Here are the 5 quick and healthy items I keep in my kitchen always:

  1. Minced garlic. Yep, I buy the garlic in the glass container and I LOVE IT! Almost everything I cook has garlic in it. Any time I need a clover or two I get in my refrigerator, grab a spoon and boom, it’s done! Fresh garlic is delicious but when I need a time saver (which is daily at this point) I go with it!
  2. Diced frozen onions. Similar to the garlic, I could grow my own onions, dice, and freeze them and someday I will. But right now I need diced onions without having onion juice all over my hands when the babies are screaming. Frozen diced onions it is! This only works if you’re cooking, if you are making a dish that isn’t cooked (summer salsa, salads, etc) then use fresh onions.
  3. Frozen veggies of all types. When I’m making vegetable soup in the winter I buy frozen. If I have any fresh then of course they go in the pot but frozen is so much better than fresh in the winter. All year long I keep frozen broccoli and cauliflower bulk bags in my freezer. Corn isn’t a veggie but that’s also a staple frozen food that we keep on hand.
  4. Lemon and lime juice concentrate. There’s nothing better than fresh lemons or limes but in a pinch, concentrate can be a recipe saver. You can use the concentrate in any recipe that calls for lemon or lime juice so it works well in fish and chicken dishes, salsa, sauces, and tea.
  5. Quick grains like quinoa, farro, and brown minute rice. Quinoa (pronounced keen-wah) and farro (pronounced fare-oh) are whole grains packed with fiber, protein, and nutrients. All three of these power packed grains cook completely in about 15 minutes unlike regular brown rice or other grains that may take about an hour to cook. To flavor these up toast them in a dry pan first and then cook with vegetable or chicken broth or stock.
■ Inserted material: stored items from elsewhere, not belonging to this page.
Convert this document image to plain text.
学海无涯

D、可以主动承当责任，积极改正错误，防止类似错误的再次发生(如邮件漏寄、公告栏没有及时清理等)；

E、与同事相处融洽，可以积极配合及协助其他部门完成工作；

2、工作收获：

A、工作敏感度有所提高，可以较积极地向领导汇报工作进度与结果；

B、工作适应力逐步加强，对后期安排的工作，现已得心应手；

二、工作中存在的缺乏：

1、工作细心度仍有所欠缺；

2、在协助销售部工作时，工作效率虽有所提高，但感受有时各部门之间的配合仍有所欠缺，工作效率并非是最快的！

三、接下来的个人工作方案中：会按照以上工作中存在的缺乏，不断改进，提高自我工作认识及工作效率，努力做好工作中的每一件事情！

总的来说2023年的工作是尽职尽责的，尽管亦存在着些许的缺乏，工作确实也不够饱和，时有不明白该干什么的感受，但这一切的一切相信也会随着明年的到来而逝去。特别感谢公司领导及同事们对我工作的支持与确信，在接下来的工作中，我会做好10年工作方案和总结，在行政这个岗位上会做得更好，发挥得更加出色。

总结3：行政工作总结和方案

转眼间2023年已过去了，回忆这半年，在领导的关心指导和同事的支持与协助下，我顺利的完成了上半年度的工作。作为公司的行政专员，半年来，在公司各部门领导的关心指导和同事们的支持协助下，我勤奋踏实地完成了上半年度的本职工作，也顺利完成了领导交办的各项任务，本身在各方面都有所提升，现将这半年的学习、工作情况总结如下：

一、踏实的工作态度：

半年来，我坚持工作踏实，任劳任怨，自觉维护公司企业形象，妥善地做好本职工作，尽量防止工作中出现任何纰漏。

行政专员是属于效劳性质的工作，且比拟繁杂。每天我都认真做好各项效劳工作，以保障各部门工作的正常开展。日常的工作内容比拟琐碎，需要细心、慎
I’ve learned, after having twins, that sometimes shortcuts are A-OK and you have to be A-OK with the shortcuts. Cooking healthy doesn’t have to mean preparing a gourmet meal, using tons of ingredients or ingredients that you have to find at a specialty food store, or spending hours in the kitchen.

Final thoughts: We unfortunately do not live on a cooking show set where there are tons of fresh fruits, vegetables, herbs/spices, and any ingredient we so desire. Sometimes we need shortcuts to make our lives easier especially when cooking for our family day in and day out. Use some shortcuts to make your life simpler!

Challenge – if you are overwhelmed with cooking and menu planning for your family, figure out which shortcuts would work best for you and run with it! Share your shortcuts with us!